En fait, s'il est indéniable que le pratique bureaucratique des directions syndicales a éloigné beaucoup de travailleurs des syndicats, et a retiré aux syndiqués le goût de se réunir pour discuter de leurs problèmes, s'il est également vrai, aussi, que bon nombre de militants syndicaux seraient infiniment moins actifs s'ils ne disposaient pas d'heures de délégation, et qu'il serait également difficile de les réunir après le temps de travail, le fond du problème est que les dirigeants syndicaux ne tiennent pas à réunir les travailleurs du rang. Ils ont ainsi les mains plus libres, non seulement pour mener tranquillement leur politique en période normale, mais éventuellement même pour opposer les militants, les délégués, à ceux, syndiqués et ouvriers du rang, qui ne s'occupent pas en temps ordinaire du syndicat, et qui voudraient parfois, lors des grèves par exemple, "SAVOIR MIEUX QUE LES MILITANTS SYNDICAUX", comme disent les bureaucrates, ce qu'il faut faire ou ne pas faire.
C'est que les appareils syndicaux, dont les ressources matérielles et humaines dépendent plus des avantages concédés par la bourgeoisie et son Etat par l'intermédiaire des lois dites sociales (heures de délégation, gestion des comités d'entreprises, participation à de nombreux organismes étatiques) que des cotisations et du dévouement de leurs adhérents, non seulement ne tiennent pas à réunir leurs syndiqués, à qui ils préfèrent ne pas avoir à rendre de comptes, mais ne tiennent pas non plus beaucoup à recruter. Et cela est si vrai que la première difficulté que rencontrera le militant révolutionnaire désireux de commencer une activité syndicale sera simplement, parfois, d'obtenir sa carte du syndicat, et que demander la tenue d'une réunion suffit dans certains cas pour se faire soupçonner de "gauchisme".
On voit donc que le fait pour un militant révolutionnaire d'adhérer au syndicat ne lui permet pas automatiquement, loin de là, une activité "de masse" véritable. Avoir sa carte du syndicat, cela ne permet pas, en général, de participer à la vie syndicale. Cela donne tout juste le droit d'engager la lutte pour tenter de créer et de développer cette vie syndicale. Et c'est se leurrer gravement que de croire que la seule raison que les révolutionnaires aient de militer à la C.G.T. serait le plus grand nombre d'adhérents de celle-ci, et qu'adhérer à la C.F.D.T. permettrait un "travail de masse" qui ne serait pas possible à F.O..

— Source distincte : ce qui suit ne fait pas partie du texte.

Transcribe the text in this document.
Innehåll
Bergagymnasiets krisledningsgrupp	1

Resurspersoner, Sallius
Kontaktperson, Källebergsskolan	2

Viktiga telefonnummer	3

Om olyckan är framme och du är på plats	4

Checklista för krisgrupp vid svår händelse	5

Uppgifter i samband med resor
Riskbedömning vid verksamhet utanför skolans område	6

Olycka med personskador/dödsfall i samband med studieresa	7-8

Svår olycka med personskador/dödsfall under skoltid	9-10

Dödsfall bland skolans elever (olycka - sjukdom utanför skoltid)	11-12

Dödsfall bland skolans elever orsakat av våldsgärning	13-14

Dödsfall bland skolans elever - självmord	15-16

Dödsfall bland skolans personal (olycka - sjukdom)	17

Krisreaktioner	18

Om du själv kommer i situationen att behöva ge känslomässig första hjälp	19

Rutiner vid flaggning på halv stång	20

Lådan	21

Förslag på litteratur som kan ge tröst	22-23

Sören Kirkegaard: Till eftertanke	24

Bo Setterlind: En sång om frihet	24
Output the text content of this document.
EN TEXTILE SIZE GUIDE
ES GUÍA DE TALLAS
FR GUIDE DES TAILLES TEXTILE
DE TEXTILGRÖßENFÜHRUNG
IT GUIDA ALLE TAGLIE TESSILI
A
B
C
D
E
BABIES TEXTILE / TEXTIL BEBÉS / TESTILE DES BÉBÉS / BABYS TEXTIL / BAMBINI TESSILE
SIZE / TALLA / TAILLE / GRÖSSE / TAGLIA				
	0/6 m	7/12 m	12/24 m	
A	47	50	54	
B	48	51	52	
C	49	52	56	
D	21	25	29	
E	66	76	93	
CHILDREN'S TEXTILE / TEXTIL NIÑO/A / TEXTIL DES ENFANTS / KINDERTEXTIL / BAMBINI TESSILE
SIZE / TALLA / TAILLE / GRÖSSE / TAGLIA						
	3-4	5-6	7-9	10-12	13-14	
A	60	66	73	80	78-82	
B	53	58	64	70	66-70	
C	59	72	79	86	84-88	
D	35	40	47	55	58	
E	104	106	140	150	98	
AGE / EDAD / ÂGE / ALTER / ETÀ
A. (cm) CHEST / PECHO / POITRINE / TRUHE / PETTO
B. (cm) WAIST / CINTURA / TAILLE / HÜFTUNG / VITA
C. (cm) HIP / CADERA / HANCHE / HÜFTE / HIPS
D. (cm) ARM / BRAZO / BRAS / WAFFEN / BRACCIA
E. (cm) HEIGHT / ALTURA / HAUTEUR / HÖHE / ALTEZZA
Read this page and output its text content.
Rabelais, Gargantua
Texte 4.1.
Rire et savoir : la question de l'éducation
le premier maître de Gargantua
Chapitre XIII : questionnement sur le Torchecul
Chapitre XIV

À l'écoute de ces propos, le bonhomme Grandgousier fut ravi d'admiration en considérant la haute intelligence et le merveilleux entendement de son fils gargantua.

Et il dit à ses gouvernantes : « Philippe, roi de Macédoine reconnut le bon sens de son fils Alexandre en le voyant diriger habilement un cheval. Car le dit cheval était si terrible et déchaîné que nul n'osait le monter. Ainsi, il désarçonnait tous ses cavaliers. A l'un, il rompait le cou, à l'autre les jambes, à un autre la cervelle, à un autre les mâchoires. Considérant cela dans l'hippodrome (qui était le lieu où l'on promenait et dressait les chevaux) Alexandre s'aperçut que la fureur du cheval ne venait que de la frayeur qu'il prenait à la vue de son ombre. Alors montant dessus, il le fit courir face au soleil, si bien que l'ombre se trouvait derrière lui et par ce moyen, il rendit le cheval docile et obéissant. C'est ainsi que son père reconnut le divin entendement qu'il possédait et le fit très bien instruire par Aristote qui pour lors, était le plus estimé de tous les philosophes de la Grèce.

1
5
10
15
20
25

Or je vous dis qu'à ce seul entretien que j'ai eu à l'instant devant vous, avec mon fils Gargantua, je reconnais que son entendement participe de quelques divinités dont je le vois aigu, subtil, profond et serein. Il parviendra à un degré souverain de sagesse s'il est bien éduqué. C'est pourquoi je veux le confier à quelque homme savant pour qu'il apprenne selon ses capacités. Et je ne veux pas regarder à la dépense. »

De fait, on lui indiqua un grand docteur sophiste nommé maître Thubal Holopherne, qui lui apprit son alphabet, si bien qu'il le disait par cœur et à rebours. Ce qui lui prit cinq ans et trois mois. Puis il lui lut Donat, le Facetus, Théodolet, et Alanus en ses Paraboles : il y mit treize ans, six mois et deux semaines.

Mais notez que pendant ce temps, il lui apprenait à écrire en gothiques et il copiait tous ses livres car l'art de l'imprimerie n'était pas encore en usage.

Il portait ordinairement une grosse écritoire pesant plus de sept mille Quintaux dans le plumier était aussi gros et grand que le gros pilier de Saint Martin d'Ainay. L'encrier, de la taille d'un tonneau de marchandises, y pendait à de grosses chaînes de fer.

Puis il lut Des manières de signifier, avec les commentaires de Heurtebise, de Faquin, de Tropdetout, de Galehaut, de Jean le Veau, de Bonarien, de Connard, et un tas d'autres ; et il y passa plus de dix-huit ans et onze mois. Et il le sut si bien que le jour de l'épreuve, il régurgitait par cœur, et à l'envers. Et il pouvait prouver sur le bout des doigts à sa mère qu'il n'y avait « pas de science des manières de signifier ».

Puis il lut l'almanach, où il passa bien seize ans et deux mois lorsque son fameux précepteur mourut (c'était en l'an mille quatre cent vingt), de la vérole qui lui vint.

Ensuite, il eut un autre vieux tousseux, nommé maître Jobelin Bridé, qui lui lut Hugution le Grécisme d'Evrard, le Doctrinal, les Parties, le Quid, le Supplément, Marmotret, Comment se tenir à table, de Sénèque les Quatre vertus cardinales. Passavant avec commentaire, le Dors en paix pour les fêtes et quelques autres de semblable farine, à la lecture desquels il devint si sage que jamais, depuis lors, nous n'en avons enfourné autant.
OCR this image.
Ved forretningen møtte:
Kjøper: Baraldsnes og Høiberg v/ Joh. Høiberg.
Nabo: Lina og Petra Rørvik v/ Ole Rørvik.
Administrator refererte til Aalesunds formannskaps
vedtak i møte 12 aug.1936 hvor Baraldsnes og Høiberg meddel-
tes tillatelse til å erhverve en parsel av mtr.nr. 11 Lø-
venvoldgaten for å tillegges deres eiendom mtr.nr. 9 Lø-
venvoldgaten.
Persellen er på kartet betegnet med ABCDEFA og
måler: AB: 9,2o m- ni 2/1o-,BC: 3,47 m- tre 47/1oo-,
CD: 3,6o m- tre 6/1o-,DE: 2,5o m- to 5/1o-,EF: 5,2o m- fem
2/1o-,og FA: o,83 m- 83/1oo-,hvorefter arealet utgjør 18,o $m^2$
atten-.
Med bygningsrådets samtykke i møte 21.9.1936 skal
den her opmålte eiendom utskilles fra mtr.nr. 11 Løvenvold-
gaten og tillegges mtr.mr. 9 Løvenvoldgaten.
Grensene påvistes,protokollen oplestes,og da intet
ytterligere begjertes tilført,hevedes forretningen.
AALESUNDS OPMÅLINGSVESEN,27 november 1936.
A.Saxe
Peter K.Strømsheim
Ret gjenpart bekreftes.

Cela ne signifie pas pour autant que l'influence des différentes Confédérations soit nulle, ou égale entre elles. Mais faire une distinction entre les organisations influentes que seraient la C.G.T. et la C.F.D.T., et l’organisation mineure que constitue F.O., c'est commettre une autre erreur. La distinction qui s'impose aux yeux de qui a un minium de connaissances du rapport de forces dans les entreprises, c'est qu'il y a d'un côté la C.G.T., la Confédération de loin la plus influente et, de l'autre, deux Confédérations mineures qui sont la C.F.D.T. et F.O..
Sur le simple plan numérique, tant en ce qui concerne le nombre de syndiqués que le nombre de voix recueillies lors des élections de délégués, la C.G.T. est déjà, sans contestation possible, la plus puissante organisation syndicale française. Mais on ne peut même pas mesurer le rapport de forces entre la C.G.T. et les Confédérations concurrentes en se contentant de comparer ces chiffres. Car l'influence que possède la C.G.T. sur la classe ouvrière est encore plus grande que ceux-ci tendraient à le faire croire. En fait, même là où la C.F.D.T. recueille un nombre de voix voisin de celui de la C.G.T., cette dernière dispose bien souvent d'une influence bien plus grande. Cela tient, d'une part, au poids considérable de la C.G.T. dans la vie politique de la classe ouvrière française au niveau national, et d'autre part aussi au type de militants que recrutent les différentes centrales syndicales. En dépit de sa politique réformiste - quelquefois plus ouvertement réformiste (nous y reviendrons), que celle de la C.F.D.T. - la C.G.T. continue à attirer globalement la plus grande partie des travailleurs désireux de se battre pour leur classe, et qualitativement les plus dévoués. Cela donne à la C.G.T., par rapport à la C.F.D.T. et à F.O., en règle générale, un poids militant dans les entreprises infiniment plus grand.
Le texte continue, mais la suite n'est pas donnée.